Quelques remarques s’imposent. Ces enfants avaient plus de trois ans, et étaient donc relativement âgés. Leur affinité pour les fruits était déjà influencée par l’éducation reçue à la maison. La grande variabilité de la consommation de fruits pourrait refléter non seulement leur appétit, mais également leur environnement nutritionnel et/ou éducatif habituel. Il est intéressant de noter que, lorsque les fruits étaient coupés en morceaux, la portion moyenne consommée est passée de 73±67 à 135±74 grammes, soit le double.

Est ce que cette présentation gardera son attrait ?

Deux remarques supplémentaires : les fruits doivent être prêts à consommer lorsqu’on les donne aux nourrissons et aux jeunes enfants et ce tant qu’ils n’ont pas acquis une mastication normale.
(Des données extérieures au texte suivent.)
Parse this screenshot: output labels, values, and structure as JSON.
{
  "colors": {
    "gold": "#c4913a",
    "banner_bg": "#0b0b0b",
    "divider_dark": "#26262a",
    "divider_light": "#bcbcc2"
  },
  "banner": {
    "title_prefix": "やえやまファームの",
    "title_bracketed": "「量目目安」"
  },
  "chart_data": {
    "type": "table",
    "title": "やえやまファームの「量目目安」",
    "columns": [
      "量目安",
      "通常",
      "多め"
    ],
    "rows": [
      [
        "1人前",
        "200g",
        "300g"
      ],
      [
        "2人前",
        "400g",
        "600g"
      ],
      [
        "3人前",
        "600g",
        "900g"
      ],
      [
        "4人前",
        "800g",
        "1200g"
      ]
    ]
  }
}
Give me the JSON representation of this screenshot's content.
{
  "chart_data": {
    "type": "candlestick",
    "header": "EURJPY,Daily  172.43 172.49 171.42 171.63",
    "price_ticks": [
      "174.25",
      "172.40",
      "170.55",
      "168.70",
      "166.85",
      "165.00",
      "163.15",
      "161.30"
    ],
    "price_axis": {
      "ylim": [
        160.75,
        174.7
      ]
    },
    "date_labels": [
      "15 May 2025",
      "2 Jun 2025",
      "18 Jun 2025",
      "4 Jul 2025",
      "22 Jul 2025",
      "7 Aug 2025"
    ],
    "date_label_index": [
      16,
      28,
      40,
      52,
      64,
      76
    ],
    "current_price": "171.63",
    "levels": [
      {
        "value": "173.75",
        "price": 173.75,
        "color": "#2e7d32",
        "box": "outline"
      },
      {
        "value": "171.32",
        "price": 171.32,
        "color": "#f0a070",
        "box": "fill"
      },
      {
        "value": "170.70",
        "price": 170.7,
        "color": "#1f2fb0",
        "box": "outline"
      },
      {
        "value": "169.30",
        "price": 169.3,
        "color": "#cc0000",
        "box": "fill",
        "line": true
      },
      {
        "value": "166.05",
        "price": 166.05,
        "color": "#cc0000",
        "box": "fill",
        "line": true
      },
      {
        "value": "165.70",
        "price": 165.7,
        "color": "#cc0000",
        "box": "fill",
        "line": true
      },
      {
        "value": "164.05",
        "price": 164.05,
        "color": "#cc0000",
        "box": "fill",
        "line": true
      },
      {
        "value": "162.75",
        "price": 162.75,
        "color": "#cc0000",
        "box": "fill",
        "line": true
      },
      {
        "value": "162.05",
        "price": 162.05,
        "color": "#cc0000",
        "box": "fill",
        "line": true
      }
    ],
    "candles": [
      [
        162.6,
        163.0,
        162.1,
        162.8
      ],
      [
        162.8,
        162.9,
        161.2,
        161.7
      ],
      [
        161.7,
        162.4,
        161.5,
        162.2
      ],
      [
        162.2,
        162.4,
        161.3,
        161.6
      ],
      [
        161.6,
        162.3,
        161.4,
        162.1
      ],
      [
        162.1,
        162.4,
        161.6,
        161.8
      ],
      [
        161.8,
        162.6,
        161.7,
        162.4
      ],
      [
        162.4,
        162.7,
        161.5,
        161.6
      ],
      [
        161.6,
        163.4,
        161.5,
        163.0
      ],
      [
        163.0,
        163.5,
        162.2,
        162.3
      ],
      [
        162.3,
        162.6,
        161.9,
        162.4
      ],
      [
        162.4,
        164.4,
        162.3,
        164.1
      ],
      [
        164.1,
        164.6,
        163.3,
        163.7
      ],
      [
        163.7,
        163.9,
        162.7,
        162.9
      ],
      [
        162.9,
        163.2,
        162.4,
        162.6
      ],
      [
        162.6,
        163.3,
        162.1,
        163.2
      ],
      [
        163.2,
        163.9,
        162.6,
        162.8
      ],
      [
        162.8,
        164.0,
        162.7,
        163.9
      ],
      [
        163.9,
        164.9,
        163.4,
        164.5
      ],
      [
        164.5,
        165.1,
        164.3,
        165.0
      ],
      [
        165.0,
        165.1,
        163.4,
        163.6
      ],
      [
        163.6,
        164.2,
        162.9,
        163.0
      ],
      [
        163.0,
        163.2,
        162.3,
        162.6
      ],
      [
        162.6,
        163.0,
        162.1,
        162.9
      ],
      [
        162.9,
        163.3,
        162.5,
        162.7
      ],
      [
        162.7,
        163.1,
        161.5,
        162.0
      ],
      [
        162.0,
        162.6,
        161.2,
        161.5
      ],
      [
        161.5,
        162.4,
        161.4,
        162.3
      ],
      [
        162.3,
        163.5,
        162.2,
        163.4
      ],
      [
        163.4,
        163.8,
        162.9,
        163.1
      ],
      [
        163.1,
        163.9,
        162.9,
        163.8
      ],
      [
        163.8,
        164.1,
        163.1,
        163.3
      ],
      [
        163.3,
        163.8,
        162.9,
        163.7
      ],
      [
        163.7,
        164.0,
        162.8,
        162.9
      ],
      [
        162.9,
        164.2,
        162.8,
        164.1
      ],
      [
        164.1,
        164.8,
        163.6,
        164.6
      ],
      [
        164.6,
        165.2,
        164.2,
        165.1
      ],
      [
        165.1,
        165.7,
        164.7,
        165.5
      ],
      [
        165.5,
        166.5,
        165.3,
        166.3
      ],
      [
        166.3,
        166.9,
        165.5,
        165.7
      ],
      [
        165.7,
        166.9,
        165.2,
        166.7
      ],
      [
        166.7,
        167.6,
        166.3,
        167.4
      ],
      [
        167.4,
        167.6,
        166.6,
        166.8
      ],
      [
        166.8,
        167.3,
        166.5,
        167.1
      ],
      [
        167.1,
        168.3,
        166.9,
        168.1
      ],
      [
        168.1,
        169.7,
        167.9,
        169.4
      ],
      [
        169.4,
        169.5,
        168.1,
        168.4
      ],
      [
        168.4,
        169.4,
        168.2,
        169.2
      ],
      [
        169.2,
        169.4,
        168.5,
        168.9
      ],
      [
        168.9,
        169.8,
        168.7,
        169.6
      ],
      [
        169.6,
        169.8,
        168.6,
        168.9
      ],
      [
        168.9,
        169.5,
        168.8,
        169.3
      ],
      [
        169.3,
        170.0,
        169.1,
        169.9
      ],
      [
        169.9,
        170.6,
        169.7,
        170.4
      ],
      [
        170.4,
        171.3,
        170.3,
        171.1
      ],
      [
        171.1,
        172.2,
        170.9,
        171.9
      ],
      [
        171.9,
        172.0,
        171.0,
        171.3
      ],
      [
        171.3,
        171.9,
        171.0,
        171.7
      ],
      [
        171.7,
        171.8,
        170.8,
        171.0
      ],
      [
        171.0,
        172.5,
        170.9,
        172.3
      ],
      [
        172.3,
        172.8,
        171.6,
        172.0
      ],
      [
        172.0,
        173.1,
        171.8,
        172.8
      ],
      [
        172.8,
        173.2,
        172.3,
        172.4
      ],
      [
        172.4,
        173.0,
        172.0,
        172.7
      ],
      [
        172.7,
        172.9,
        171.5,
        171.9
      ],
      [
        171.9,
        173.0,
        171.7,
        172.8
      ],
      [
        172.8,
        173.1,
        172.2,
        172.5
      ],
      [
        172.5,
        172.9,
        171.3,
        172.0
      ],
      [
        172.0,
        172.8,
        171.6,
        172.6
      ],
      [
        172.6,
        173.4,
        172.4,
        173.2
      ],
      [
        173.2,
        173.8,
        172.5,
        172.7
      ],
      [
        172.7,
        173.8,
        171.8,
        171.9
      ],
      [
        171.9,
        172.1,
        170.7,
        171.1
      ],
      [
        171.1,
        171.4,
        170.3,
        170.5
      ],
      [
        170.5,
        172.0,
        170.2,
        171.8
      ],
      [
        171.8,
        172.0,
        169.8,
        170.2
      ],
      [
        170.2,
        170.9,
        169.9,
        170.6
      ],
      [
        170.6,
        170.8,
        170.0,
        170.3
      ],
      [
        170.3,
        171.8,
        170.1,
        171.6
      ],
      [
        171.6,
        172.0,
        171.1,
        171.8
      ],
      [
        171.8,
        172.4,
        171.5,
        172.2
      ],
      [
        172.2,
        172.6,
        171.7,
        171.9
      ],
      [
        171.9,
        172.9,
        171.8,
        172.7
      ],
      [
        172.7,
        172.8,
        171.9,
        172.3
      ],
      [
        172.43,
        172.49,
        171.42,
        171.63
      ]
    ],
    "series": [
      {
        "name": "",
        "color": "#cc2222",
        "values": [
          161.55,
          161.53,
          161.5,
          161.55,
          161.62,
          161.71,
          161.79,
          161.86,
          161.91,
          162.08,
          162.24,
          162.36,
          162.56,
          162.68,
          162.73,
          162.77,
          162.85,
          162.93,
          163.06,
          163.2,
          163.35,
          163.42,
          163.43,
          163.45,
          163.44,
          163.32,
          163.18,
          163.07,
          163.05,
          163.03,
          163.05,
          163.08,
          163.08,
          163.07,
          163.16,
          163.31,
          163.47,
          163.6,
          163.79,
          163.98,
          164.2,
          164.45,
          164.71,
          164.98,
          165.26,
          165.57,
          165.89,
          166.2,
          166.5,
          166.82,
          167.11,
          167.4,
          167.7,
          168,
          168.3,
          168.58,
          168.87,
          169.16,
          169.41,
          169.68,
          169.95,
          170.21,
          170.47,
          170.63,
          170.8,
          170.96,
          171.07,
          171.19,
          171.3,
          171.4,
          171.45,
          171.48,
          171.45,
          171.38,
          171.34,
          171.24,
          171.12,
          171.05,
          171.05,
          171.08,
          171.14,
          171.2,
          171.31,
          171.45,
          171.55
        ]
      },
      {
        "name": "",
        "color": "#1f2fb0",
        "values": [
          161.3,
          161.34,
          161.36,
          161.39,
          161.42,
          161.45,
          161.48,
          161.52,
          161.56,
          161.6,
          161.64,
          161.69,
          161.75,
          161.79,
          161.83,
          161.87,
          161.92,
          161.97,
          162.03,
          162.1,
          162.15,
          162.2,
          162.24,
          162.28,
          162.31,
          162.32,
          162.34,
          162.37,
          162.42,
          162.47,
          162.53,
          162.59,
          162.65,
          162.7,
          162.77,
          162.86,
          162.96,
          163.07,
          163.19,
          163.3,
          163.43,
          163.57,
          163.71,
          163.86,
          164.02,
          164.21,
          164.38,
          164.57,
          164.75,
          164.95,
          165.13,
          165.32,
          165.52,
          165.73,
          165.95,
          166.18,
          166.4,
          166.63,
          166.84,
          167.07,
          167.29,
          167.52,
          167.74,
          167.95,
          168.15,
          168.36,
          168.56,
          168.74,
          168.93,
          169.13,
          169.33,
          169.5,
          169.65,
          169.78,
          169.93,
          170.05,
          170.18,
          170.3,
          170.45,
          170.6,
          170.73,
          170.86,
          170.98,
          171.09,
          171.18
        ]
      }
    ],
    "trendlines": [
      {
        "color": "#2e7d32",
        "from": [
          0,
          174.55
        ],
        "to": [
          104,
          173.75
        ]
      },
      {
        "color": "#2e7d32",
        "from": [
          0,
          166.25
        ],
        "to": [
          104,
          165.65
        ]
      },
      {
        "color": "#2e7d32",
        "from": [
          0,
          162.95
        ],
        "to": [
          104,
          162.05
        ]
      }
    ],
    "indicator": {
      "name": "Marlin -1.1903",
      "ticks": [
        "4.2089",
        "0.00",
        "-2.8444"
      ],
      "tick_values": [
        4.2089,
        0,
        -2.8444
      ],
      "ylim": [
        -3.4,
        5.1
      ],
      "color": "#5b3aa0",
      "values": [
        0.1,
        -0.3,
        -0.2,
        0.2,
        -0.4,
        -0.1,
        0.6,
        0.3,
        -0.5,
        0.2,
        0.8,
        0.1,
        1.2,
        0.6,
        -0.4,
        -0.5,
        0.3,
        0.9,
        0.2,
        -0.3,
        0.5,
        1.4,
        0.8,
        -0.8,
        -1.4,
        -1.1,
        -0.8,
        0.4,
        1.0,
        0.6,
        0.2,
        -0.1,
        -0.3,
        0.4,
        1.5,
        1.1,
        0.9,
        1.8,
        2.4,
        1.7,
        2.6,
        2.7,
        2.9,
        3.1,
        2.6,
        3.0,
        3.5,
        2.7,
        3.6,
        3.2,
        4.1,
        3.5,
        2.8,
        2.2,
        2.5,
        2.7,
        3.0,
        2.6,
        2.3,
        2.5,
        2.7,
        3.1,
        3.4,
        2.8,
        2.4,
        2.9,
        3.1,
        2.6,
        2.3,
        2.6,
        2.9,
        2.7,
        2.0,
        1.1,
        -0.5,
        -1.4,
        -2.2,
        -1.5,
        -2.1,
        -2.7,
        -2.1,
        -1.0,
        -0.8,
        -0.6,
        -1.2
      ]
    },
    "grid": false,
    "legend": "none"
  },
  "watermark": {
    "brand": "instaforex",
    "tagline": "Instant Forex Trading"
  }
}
Mordre dans un fruit entier suppose qu’on les a encouragés à le faire, ce qui se passe plus ou moins tôt dans différentes familles. De plus, il faut souligner que les enfants ont consommé une grande quantité de fruits, plus que la quantité moyenne de pommes, oranges ou tout autre fruit. Ainsi, non seulement, une présentation attirante incite à consommer, mais elle augmente la taille des portions bien au delà de la normale. Cette étude ne se prononce pas sur ce qui arrivera les jours suivants : cette présentation gardera-t- elle son attrait ou la consommation reviendra-t-elle aux niveaux habituels ?

Un avant goût du paradis

Une stratégie d’interdiction a été utilisée afin de tester les variations de la consommation d’aliments sains. Elle pourrait s’avérer efficace avec tout autre aliment, même ceux que l’on devrait restreindre ou éviter. En marketing, il est bien connu qu’un emballage conçu pour faciliter la consommation la favorise réellement ! Limiter la quantité d’un produit donné (par ex. la crainte de privation) est une technique utilisée même chez les adultes pour tout vendre, des billets d’avion aux vins. Aspect positif de cette étude : démontrer que cela fonctionne même pour des aliments qui sont souvent privés d’une présentation attractive. Nous devons garder cela à l’esprit afin d’encourager la consommation d’aliments à tout âge, chez les personnes bien portantes ou malades. Qui peut résister à un avant goût du paradis ?!

Marie-Laure Frelut
Pédiatre, nutritionniste, ECOG (Groupe Européen de l’Obésité Infantile) - Service d’endocrinologie pédiatrique, Hôpital Bicêtre-Université Paris Sud - FRANCE
  1. Jansen E, Mulkens S, Jansen A. How to promote fruit consumption in children. Visual appeal versus restriction. Appetite2010;54:599-602.